Die Sache mit den Nixen bereitete ihm wenig Kopfzerbrechen. Obwohl ... das Motiv kehrte bei vielen Völkern immer wieder. Wunderschöne Mädchen, deren Körper in einem Fischschwanz endeten. Es gab aber auch Sagen, in denen die Frauen Beine hatten und in den Tiefen von Seen und Weihern lebten. Und die Wirbel, von denen Fiete gesprochen hatte? Na ja, Wale erzeugten Blasen, um ihre Beute einzukreisen. Aber warum sollten Wale ausgerechnet im Unwetter so etwas machen? Zumindest wäre ein Wal in der Lage, ein kleines Boot kentern zu lassen. Aber so große Wale hier? Fragen über Fragen.
Er hatte gerade sein Gartentor geschlossen, als das Handy eine WhatsApp-Nachricht meldete. Acht Tage, ab Montag nächster Woche, Urlaub genehmigt.

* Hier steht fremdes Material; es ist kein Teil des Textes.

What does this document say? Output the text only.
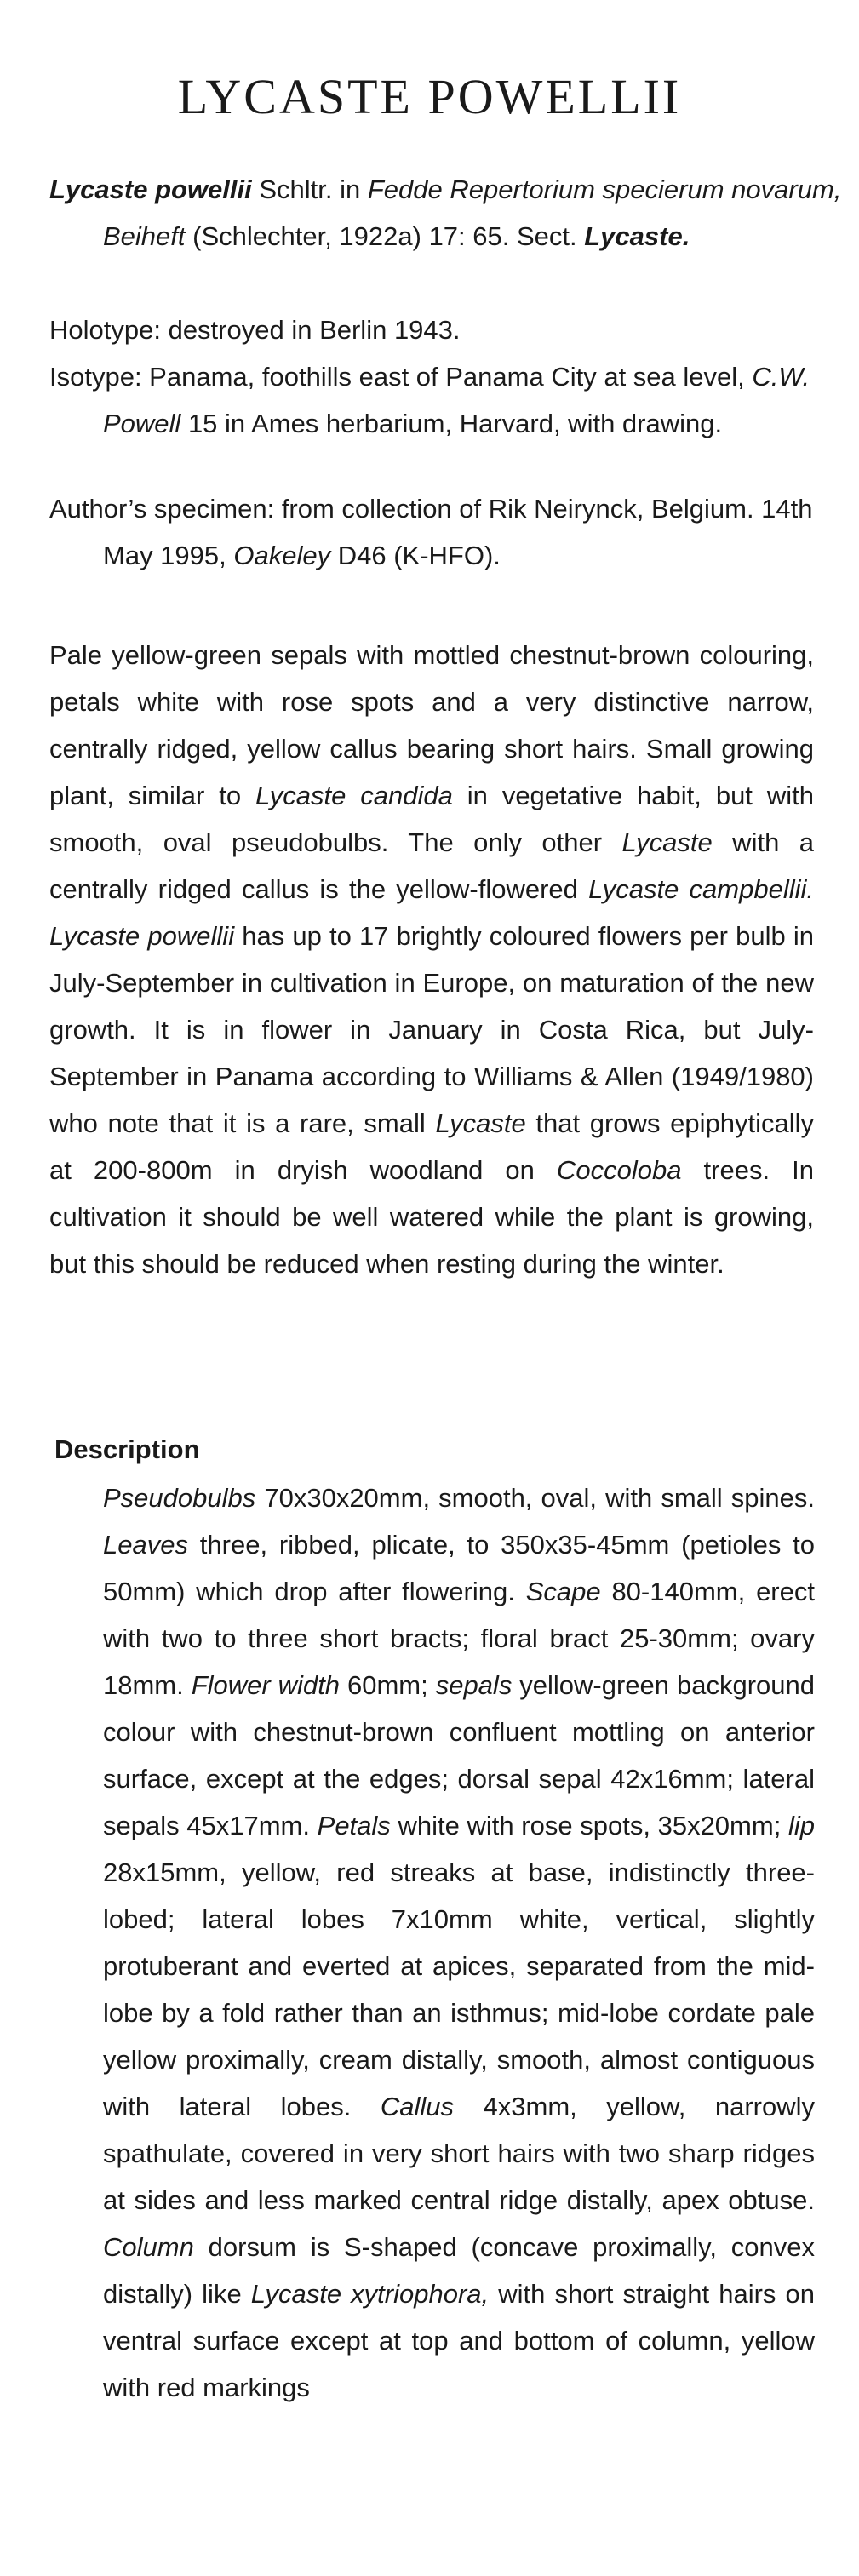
LYCASTE POWELLII
Lycaste powellii Schltr. in Fedde Repertorium specierum novarum, Beiheft (Schlechter, 1922a) 17: 65. Sect. Lycaste.
Holotype: destroyed in Berlin 1943.
Isotype: Panama, foothills east of Panama City at sea level, C.W. Powell 15 in Ames herbarium, Harvard, with drawing.
Author’s specimen: from collection of Rik Neirynck, Belgium. 14th May 1995, Oakeley D46 (K-HFO).
Pale yellow-green sepals with mottled chestnut-brown colouring, petals white with rose spots and a very distinctive narrow, centrally ridged, yellow callus bearing short hairs. Small growing plant, similar to Lycaste candida in vegetative habit, but with smooth, oval pseudobulbs. The only other Lycaste with a centrally ridged callus is the yellow-flowered Lycaste campbellii. Lycaste powellii has up to 17 brightly coloured flowers per bulb in July-September in cultivation in Europe, on maturation of the new growth. It is in flower in January in Costa Rica, but July-September in Panama according to Williams & Allen (1949/1980) who note that it is a rare, small Lycaste that grows epiphytically at 200-800m in dryish woodland on Coccoloba trees. In cultivation it should be well watered while the plant is growing, but this should be reduced when resting during the winter.
Description
Pseudobulbs 70x30x20mm, smooth, oval, with small spines. Leaves three, ribbed, plicate, to 350x35-45mm (petioles to 50mm) which drop after flowering. Scape 80-140mm, erect with two to three short bracts; floral bract 25-30mm; ovary 18mm. Flower width 60mm; sepals yellow-green background colour with chestnut-brown confluent mottling on anterior surface, except at the edges; dorsal sepal 42x16mm; lateral sepals 45x17mm. Petals white with rose spots, 35x20mm; lip 28x15mm, yellow, red streaks at base, indistinctly three-lobed; lateral lobes 7x10mm white, vertical, slightly protuberant and everted at apices, separated from the mid-lobe by a fold rather than an isthmus; mid-lobe cordate pale yellow proximally, cream distally, smooth, almost contiguous with lateral lobes. Callus 4x3mm, yellow, narrowly spathulate, covered in very short hairs with two sharp ridges at sides and less marked central ridge distally, apex obtuse. Column dorsum is S-shaped (concave proximally, convex distally) like Lycaste xytriophora, with short straight hairs on ventral surface except at top and bottom of column, yellow with red markings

Quasi ab morgen zum Feierabend, denn das Wochenende stand nicht in den Plänen. Tief aufatmend legte er das Gerät auf den Schreibtisch und nahm sich vor, die gute Kunde persönlich Linda zu überbringen. Gleich morgen zum Feierabend. Für heute wollte er nur noch einen Happen essen und ins Bett.
„Neues erfahren?“, fragte Klaas, als Sam zum Frühstück in den Pausenraum kam.
Der hob nur beide Daumen, setzte sich zu ihm an den Tisch, ohne sich über das Gespräch mit Fiete auszulassen. Zwei andere Kollegen horchten sofort auf. Sie kannten Sam schon länger und wussten die Geste zu deuten. Es war also mit Überraschungen zu rechnen.
Noch vor dem Mittag bat der Leiter der Gruppe die Mitarbeiter zur Konferenz wegen des weiteren Vorgehens. Vor allem ging es darum, dass die plötzlich auftretenden Wirbel eine Gefahr für Leib und Leben der Teilnehmer darstellten und an exakte Analysen nicht zu denken war. „Wir sollten eine halbe Seemeile weiter zur Fahrrinne der großen Schiffe rücken“, schlug er vor. „Die Untersuchung der Anomalie, die solche Wirbel erzeugen könnte, werden wir verschieben.“
Sam hörte auf sein Bauchgefühl und hob die Hand, um für den Vorschlag zu stimmen. Mit dem Urlaub im Hinterkopf wäre es völliger Unfug gewesen, dagegen zu sein. Und dieser veranlasste ihn auch, sich freudestrahlend eine Stunde eher auf dem Heimweg zu begeben, um Linda im Garten ihrer Eltern mit der guten Nachricht zu überraschen. Sein plötzliches Erscheinen war zwar für beide eine riesengroße Überraschung geworden, nur keine gute ...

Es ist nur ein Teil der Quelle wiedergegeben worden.